In each of these cases, the primary problem was the gap between what the defendant thought the claims were worth, and what the plaintiffs’ counsel would accept in fees to go away.  Bad settlements spring from weak cases.  In weak cases, defendants don’t value the case at much, but plaintiffs’ counsel want (or need) a certain amount of fees.  So we wind up with little actual benefit to class members.  (We can assume both sides are working in good faith.  If the plaintiffs just screw up at the beginning, then they will have sunk costs into a loser, and the defendant won’t want to pay.  Or in some cases, like Figueroa, the defendant may not be able to afford more.)

Rule 23(e) is valuable, and it serves as an important check on class action settlements that do not benefit absent class members.  If there should be one guiding principle for Rule 23(e), it should be to watch out for the interests of the absent class members.  (Can I say this as a defense lawyer?  Yes.  Defendants and absent class members often have oddly converging interests.)
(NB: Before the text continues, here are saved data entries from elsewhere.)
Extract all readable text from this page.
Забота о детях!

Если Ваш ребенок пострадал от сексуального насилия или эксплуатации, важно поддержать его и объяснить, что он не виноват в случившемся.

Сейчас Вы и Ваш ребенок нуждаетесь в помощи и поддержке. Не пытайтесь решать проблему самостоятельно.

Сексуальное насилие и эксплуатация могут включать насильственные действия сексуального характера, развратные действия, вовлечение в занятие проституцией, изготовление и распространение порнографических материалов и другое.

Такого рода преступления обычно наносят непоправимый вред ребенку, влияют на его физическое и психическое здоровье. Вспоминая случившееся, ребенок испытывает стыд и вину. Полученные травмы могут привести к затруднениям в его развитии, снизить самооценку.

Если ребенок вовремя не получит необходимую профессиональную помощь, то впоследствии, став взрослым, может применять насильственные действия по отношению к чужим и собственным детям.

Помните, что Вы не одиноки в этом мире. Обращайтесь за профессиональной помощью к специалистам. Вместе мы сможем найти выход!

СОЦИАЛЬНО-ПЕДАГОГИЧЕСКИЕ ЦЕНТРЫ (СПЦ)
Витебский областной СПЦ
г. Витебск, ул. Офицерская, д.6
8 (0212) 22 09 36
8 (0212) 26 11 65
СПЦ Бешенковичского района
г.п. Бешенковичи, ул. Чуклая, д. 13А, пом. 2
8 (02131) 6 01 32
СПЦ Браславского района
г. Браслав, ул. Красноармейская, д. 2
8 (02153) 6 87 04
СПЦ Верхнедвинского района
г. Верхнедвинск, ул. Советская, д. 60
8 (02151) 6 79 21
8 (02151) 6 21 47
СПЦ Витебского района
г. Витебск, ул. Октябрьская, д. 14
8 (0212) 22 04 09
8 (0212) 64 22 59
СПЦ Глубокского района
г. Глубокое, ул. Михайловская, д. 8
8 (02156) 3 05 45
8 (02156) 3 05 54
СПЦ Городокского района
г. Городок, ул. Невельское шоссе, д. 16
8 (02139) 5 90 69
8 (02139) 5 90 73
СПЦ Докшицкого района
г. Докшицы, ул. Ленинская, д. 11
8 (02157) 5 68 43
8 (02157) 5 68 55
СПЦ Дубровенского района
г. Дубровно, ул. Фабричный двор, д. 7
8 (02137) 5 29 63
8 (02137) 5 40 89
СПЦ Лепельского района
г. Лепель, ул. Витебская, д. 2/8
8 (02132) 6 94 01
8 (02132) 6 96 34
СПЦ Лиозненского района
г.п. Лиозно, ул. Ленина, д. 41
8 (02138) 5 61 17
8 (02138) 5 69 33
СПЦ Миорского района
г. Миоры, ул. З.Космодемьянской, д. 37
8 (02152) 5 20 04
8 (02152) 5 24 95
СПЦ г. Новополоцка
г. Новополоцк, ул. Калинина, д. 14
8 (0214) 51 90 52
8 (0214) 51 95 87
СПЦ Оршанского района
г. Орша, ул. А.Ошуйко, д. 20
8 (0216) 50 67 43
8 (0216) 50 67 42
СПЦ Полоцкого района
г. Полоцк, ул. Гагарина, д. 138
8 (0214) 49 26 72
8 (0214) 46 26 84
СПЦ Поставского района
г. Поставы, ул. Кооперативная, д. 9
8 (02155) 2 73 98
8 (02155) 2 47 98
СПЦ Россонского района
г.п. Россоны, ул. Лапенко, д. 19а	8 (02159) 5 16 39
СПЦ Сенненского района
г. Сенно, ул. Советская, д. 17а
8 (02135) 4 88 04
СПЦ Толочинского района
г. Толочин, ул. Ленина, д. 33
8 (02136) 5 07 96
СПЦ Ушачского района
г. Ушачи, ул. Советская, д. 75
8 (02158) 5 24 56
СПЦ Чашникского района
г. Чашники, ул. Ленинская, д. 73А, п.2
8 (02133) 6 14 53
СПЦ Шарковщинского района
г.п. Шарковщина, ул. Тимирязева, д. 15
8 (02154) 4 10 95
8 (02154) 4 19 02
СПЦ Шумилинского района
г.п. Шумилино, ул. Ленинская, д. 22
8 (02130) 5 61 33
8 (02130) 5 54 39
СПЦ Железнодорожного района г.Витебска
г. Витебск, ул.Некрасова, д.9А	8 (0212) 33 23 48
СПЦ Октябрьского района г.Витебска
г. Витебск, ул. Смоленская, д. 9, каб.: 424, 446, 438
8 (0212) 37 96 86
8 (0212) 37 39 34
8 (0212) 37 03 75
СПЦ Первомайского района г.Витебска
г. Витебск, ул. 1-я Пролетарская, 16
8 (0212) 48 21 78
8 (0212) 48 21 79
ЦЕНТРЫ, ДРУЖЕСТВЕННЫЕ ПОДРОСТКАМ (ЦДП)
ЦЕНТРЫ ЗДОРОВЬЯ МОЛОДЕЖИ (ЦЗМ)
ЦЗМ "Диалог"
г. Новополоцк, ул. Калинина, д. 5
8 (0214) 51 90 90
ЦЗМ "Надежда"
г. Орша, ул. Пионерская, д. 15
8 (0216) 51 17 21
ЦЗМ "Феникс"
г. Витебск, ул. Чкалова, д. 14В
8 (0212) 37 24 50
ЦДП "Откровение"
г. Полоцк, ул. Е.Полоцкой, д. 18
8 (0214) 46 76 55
But Rule 23(e) is only addressing a symptom (questionable settlements), not the cause of the problem.  And the cause of the problem is that gap in valuation of class claims.  The fact is that the vast majority of bad class action settlements come from cases that should not have been brought in the first place.  Cases where it is clear from the time of the complaint that large numbers of class members have not been harmed (like in Mirfasihi or Dewey) or cannot be found (like in Klier) or where evidence of causation will be weak (like in Feder) are not cases that should survive preliminary scrutiny.  Once they do, the threat of (1) exorbitant discovery costs and (2) even a slim chance of a bet-the-company loss will usually compel some cost-of-litigation settlement.  When that is not enough to justify fees that would allow plaintiffs to break even, we see the kinds of “innovations” that eventually get reversed.

Politically, effective reform here will be extremely difficult.  Defendants are agnostic overall about bad settlements.  (The option is nice in individual cases, but conscientious defense counsel will advise their clients that cheap settlements often cost more in the long run.)  Objectors lack the political power to influence much reform.  Judges have a compelling (and admirable) interest in clearing their dockets that lead them to favor settlements of class actions where possible.  And any real reform directly threatens plaintiffs’ business model.  But bad settlements start with bad cases.  And no matter how unpleasant it may be in the short term, reducing the number of bad cases brought benefits everyone.